The blaming of cliques of scientists for rejecting alternate ideas was cliche and kind of a red flag.
That does happen, of course. Science is conservative because if we have a theory that is a good fit to the data it should take a lot of evidence to unseat that theory and the new one must also fit all the data the old one did. (Unless some data was wrong, but that also takes evidence.)
But this is also something every crank says, and loudly. The more obsessed and loud someone is with a conspiracy against them the more they sound like a crank.
Was Einstein or quantum theory instantly rejected and held down forever by a conspiracy? Not really. There were skeptics but I seem to recall these ideas taking hold pretty fast because they fit a lot of anomalous data very well.
Having hesitancy of any new theory that directly conflicts with the known/accepted theories is not a bad thing. Telling someone that their theory is so different than what everyone else thinks that they might want to go back and double/triple check just in case someone forgot to carry a one or something else simple/embarrassing is just a CYA bit of advice. Other quotes like "extraordinary claims require extraordinary evidence" would also be apropos.
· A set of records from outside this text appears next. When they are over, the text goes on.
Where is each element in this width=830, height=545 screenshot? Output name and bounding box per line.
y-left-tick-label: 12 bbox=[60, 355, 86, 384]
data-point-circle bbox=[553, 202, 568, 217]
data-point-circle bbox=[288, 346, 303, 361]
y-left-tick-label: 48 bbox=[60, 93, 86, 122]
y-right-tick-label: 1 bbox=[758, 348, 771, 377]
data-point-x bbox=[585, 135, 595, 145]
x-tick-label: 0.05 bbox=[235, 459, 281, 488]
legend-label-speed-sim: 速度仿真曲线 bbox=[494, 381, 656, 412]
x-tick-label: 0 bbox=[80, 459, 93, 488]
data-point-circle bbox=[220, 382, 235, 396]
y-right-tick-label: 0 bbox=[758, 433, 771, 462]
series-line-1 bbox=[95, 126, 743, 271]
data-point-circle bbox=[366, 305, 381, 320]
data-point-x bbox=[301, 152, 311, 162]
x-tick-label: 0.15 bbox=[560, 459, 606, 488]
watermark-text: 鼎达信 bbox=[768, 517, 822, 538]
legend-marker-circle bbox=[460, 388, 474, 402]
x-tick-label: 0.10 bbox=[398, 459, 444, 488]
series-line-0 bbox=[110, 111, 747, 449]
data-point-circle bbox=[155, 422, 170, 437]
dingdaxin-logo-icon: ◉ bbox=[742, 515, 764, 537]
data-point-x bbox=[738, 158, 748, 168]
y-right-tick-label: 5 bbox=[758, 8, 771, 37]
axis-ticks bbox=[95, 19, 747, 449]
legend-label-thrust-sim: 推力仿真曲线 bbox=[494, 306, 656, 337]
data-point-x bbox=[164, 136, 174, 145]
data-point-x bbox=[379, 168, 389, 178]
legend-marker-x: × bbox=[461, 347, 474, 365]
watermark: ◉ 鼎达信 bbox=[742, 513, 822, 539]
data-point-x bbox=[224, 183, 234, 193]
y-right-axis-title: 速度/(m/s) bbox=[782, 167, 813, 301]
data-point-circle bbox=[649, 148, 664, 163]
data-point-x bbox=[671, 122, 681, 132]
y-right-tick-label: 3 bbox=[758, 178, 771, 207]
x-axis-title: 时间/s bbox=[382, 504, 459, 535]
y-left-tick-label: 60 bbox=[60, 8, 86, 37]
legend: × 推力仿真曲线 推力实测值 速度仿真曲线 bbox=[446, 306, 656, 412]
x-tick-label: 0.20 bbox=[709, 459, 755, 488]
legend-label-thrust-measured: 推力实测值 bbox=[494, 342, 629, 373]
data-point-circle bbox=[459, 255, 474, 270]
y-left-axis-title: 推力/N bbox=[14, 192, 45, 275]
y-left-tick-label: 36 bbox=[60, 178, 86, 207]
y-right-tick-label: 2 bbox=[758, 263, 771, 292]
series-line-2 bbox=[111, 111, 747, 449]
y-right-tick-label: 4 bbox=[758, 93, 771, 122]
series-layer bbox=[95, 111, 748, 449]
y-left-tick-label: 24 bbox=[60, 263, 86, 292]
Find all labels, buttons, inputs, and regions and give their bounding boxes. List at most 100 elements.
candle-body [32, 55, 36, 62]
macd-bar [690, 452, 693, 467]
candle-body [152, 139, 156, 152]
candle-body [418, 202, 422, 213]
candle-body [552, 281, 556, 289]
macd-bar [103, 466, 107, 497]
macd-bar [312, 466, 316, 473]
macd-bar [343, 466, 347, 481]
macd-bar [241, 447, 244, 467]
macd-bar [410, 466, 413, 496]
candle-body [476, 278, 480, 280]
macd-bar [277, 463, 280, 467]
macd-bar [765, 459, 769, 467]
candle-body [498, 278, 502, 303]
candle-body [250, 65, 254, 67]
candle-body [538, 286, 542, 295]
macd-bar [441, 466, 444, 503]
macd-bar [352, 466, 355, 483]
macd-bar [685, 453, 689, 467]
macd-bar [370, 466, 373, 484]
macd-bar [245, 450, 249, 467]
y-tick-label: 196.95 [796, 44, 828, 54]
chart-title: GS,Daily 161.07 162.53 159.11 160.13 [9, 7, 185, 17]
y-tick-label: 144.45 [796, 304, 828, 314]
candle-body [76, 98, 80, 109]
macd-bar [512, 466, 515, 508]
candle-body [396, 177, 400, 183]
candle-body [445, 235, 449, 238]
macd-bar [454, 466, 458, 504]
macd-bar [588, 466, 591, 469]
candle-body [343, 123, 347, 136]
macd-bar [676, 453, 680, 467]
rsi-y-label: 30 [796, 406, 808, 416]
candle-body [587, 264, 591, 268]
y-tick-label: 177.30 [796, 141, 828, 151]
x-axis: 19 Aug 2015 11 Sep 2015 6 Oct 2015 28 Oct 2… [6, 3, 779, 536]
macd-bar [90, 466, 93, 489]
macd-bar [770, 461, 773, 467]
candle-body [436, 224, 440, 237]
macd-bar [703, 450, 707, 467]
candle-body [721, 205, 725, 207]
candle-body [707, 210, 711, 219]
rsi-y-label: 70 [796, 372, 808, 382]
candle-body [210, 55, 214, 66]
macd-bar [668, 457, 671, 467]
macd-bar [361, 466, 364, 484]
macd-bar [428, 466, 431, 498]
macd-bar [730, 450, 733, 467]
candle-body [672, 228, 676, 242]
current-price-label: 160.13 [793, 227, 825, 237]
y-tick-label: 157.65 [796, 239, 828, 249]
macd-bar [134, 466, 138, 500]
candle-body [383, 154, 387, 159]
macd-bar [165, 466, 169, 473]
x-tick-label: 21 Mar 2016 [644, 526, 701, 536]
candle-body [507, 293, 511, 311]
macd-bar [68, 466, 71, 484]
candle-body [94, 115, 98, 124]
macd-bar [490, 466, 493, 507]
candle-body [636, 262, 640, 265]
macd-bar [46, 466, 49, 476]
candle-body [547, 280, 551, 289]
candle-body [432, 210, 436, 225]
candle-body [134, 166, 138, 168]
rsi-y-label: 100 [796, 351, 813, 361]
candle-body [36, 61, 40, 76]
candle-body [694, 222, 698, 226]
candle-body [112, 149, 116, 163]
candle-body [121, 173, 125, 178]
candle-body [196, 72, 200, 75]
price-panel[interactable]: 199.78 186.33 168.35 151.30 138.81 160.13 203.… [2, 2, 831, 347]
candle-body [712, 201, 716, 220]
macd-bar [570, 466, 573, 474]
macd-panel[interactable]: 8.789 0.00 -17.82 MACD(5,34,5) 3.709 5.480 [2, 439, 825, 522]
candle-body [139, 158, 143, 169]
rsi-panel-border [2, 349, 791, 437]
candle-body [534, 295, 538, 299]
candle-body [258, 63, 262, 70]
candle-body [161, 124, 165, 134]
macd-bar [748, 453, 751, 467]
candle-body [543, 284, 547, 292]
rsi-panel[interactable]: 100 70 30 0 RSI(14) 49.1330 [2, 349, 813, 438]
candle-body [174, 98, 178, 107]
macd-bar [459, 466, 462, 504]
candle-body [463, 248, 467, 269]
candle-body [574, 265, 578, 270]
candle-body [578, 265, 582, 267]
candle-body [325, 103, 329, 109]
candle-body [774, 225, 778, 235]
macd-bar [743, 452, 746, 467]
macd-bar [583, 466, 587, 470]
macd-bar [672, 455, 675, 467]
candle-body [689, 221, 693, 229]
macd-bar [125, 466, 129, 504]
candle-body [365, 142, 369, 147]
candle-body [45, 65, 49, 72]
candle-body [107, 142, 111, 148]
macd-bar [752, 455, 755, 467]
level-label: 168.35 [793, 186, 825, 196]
Agreed. People point to the edge cases where orthodoxy and conformity crushed the brilliant innovator but for every one of those there are 1000 cranks or embittered dead end researchers claiming that only a conspiracy prevented their genius from being recognized.
It’s related to why famous celebrities and billionaires often lose their minds. Human success is self limiting. It begets failure by convincing people they are “special.” Pride comes before a fall is not because god punishes people for pride or something. It’s a statement of cause and effect. Pride causes a fall.
edit: I'm just trying to say that "Having a Nobel Prize" doesn't mean they are an authority on subjects they talk about since many wen't on to promote homeopathy, aliens, believed aids wasn't caused by HIV, don't believe in climate change, etc."